Foi o amigo de múltiplas vivências, de muitos e maravilhosos momentos, de todos os tempos e de vários temas, desde a política ao trabalho, passando pela família. Foi, por isso, sempre "inclusivo no sentido de ser e de conviver com os outros". Foi um amigo que incorporava, como muito poucos, a invulgar grandeza na simplicidade e a riqueza na cultura.
Nós, os teus amigos, tentaremos replicar a tua atitude perante a tua família e as gerações mais novas como testemunho do exemplo de vida do amigo que enfrentava as adversidades com o mais refinado sentido de humor.

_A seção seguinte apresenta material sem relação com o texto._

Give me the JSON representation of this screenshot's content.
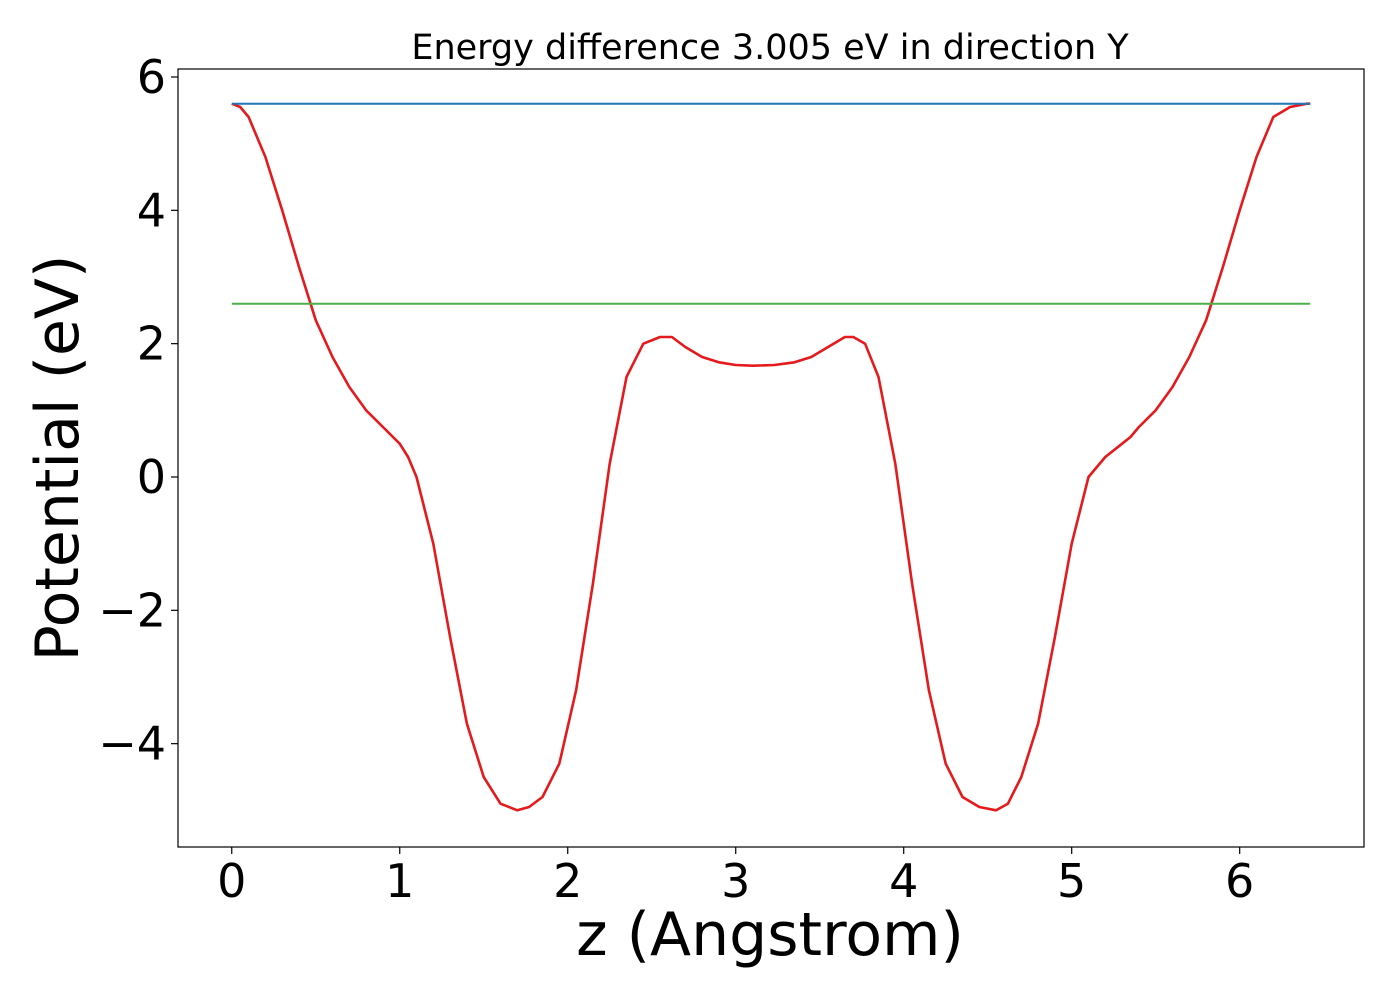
{
  "chart_data": {
    "type": "line",
    "title": "Energy difference 3.005 eV in direction Y",
    "xlabel": "z (Angstrom)",
    "ylabel": "Potential (eV)",
    "xlim": [
      -0.32,
      6.74
    ],
    "ylim": [
      -5.55,
      6.12
    ],
    "x_ticks": [
      0,
      1,
      2,
      3,
      4,
      5,
      6
    ],
    "x_tick_labels": [
      "0",
      "1",
      "2",
      "3",
      "4",
      "5",
      "6"
    ],
    "y_ticks": [
      -4,
      -2,
      0,
      2,
      4,
      6
    ],
    "y_tick_labels": [
      "−4",
      "−2",
      "0",
      "2",
      "4",
      "6"
    ],
    "grid": false,
    "legend": "none",
    "series": [
      {
        "color": "#e41a1c",
        "x": [
          0,
          0.05,
          0.1,
          0.2,
          0.3,
          0.4,
          0.5,
          0.6,
          0.7,
          0.8,
          0.9,
          1.0,
          1.05,
          1.1,
          1.2,
          1.3,
          1.4,
          1.5,
          1.6,
          1.7,
          1.77,
          1.85,
          1.95,
          2.05,
          2.15,
          2.25,
          2.35,
          2.45,
          2.55,
          2.62,
          2.7,
          2.8,
          2.9,
          3.0,
          3.1,
          3.23,
          3.35,
          3.45,
          3.55,
          3.65,
          3.7,
          3.77,
          3.85,
          3.95,
          4.05,
          4.15,
          4.25,
          4.35,
          4.45,
          4.55,
          4.62,
          4.7,
          4.8,
          4.9,
          5.0,
          5.1,
          5.2,
          5.3,
          5.35,
          5.4,
          5.5,
          5.6,
          5.7,
          5.8,
          5.9,
          6.0,
          6.1,
          6.2,
          6.3,
          6.4,
          6.42
        ],
        "y": [
          5.6,
          5.55,
          5.4,
          4.8,
          4.0,
          3.15,
          2.35,
          1.8,
          1.35,
          1.0,
          0.75,
          0.5,
          0.3,
          0.0,
          -1.0,
          -2.4,
          -3.7,
          -4.5,
          -4.9,
          -5.0,
          -4.95,
          -4.8,
          -4.3,
          -3.2,
          -1.6,
          0.2,
          1.5,
          2.0,
          2.1,
          2.1,
          1.95,
          1.8,
          1.72,
          1.68,
          1.67,
          1.68,
          1.72,
          1.8,
          1.95,
          2.1,
          2.1,
          2.0,
          1.5,
          0.2,
          -1.6,
          -3.2,
          -4.3,
          -4.8,
          -4.95,
          -5.0,
          -4.9,
          -4.5,
          -3.7,
          -2.4,
          -1.0,
          0.0,
          0.3,
          0.5,
          0.6,
          0.75,
          1.0,
          1.35,
          1.8,
          2.35,
          3.15,
          4.0,
          4.8,
          5.4,
          5.55,
          5.6,
          5.6
        ]
      },
      {
        "color": "#1f77b4",
        "x": [
          0,
          6.42
        ],
        "y": [
          5.6,
          5.6
        ]
      },
      {
        "color": "#4daf4a",
        "x": [
          0,
          6.42
        ],
        "y": [
          2.6,
          2.6
        ]
      }
    ]
  }
}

Como "amigo dos amigos, amigo contador de histórias de vida carregadas do mais refinado humor, inteligência e ironia".
Com um humor invejável, conhecedor do tanto que foi apreendendo e aprendendo ao longo da vida, foste um companheiro indispensável nas nossas tertúlias de horas ganhas - e não perdidas como alguns insinuavam!
Durante vários anos perfumaste o Gin - tertúlia que celebrávamos religiosamente todos os sábados em casa do saudoso Beto Van-Duném - com o teu insuperável reportório histórico e intelectual, que todos admirávamos pela sua incomensurável riqueza memorial.
Nos últimos vinte e cinco anos, foste também eleito Secretário-Geral de uma outra tertúlia - "Saca Rolha" - na qual, mais uma vez, impuseste a tua fina e incomparável ironia e relativamente à qual, sem complexo, nunca regateaste esforços para transmitir aos teus amigos de uma geração mais nova toda a tua inesgotável fonte de saber.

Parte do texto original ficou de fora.